“Tu cerebro es extraordinario pero también fácil de engañar”, reza una de las frases publicitarias de este programa de Natgeo que, como pocos, exige total atención a la acción en pantalla. Titulado Brain games en su edición original, despliega incontables ejemplos para exponer cómo, a pesar de las impresionantes capacidades de nuestro órgano central, centro del sistema nervioso que nos permite pensar, enjuiciar y decidir, es susceptible de caer en trampas.

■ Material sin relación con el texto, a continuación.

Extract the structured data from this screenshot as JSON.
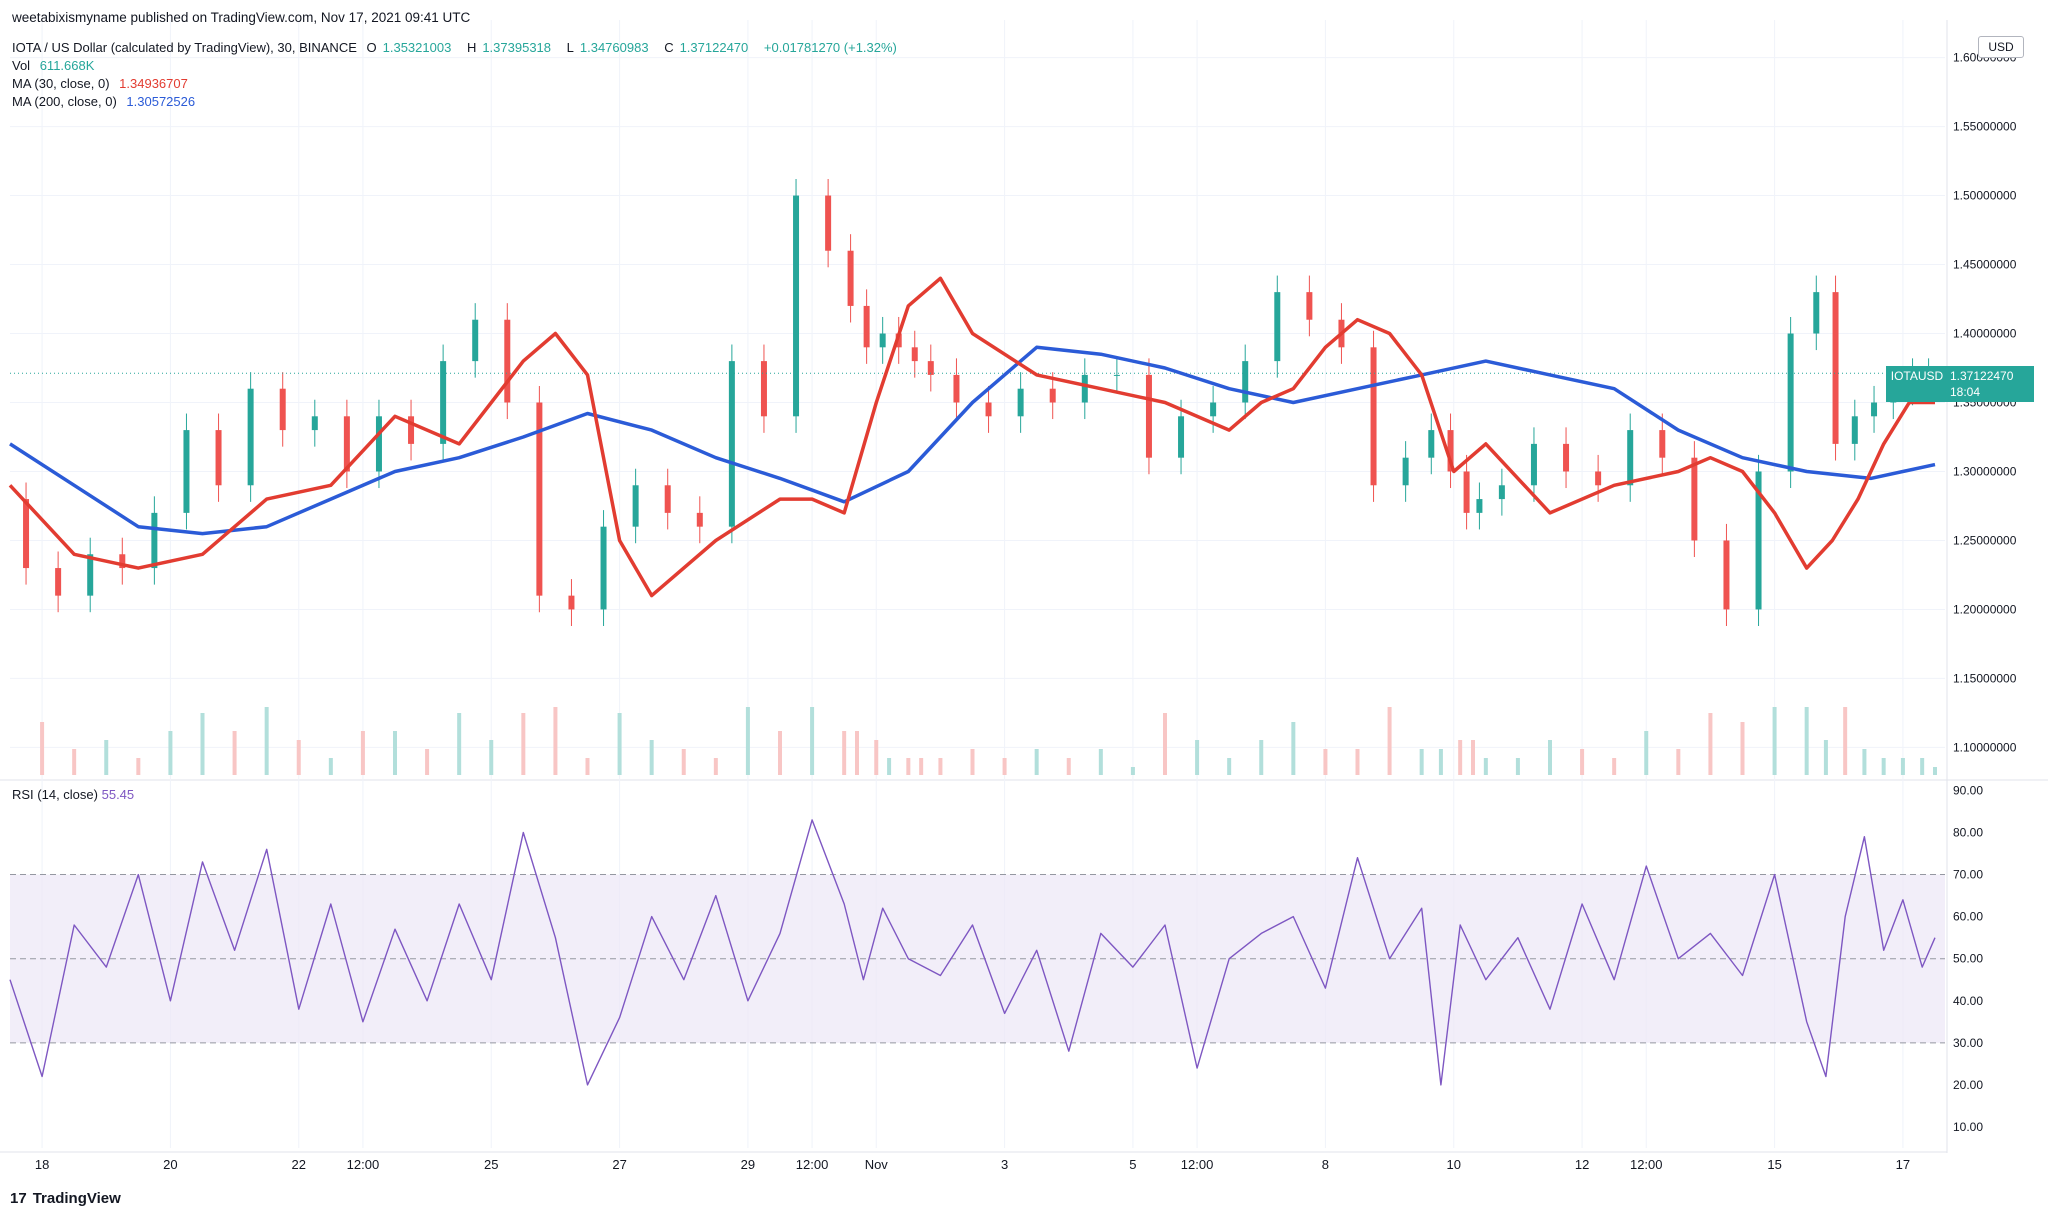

A la par también nos explica de qué manera opera y organiza nuestras experiencias mediatizadas por la vista y el oído, y cómo asume la creatividad, la mentira, el atractivo y la persuasión.
Conducido por Jason Silva, un joven filósofo, cineasta y presentador de televisión estadounidense de origen venezolano, reconocido por documentales y espacios que conjugan la intelectualidad con dosis “magazinescas”, Juegos mentales encarna un hito en la historia de Natgeo: 1.5 millones de espectadores en sus primeros dos episodios.
Si bien hay abundante información científica para detallar los complejos mecanismos de esa masa viscosa vital protegida por el cráneo, el lenguaje prioriza el sentido didáctico y llano, marca registrada de Natgeo. Otro ingrediente bien cocinado son las pruebas ejecutadas por ilusionistas, complementos exactos para la explicación de algunos procesos. Al ser revelados determinados trucos, comprendemos mejor los atajos que toma el cerebro para darle sentido a la información entrante.
Se suman una serie de desafíos lúdicos no solo sorprendentes por su ingenio, sino porque exigen un tipo de concentración atípica para las demandas habituales de la televisión. Con Juegos mentales uno no es un espectador, sino un participante.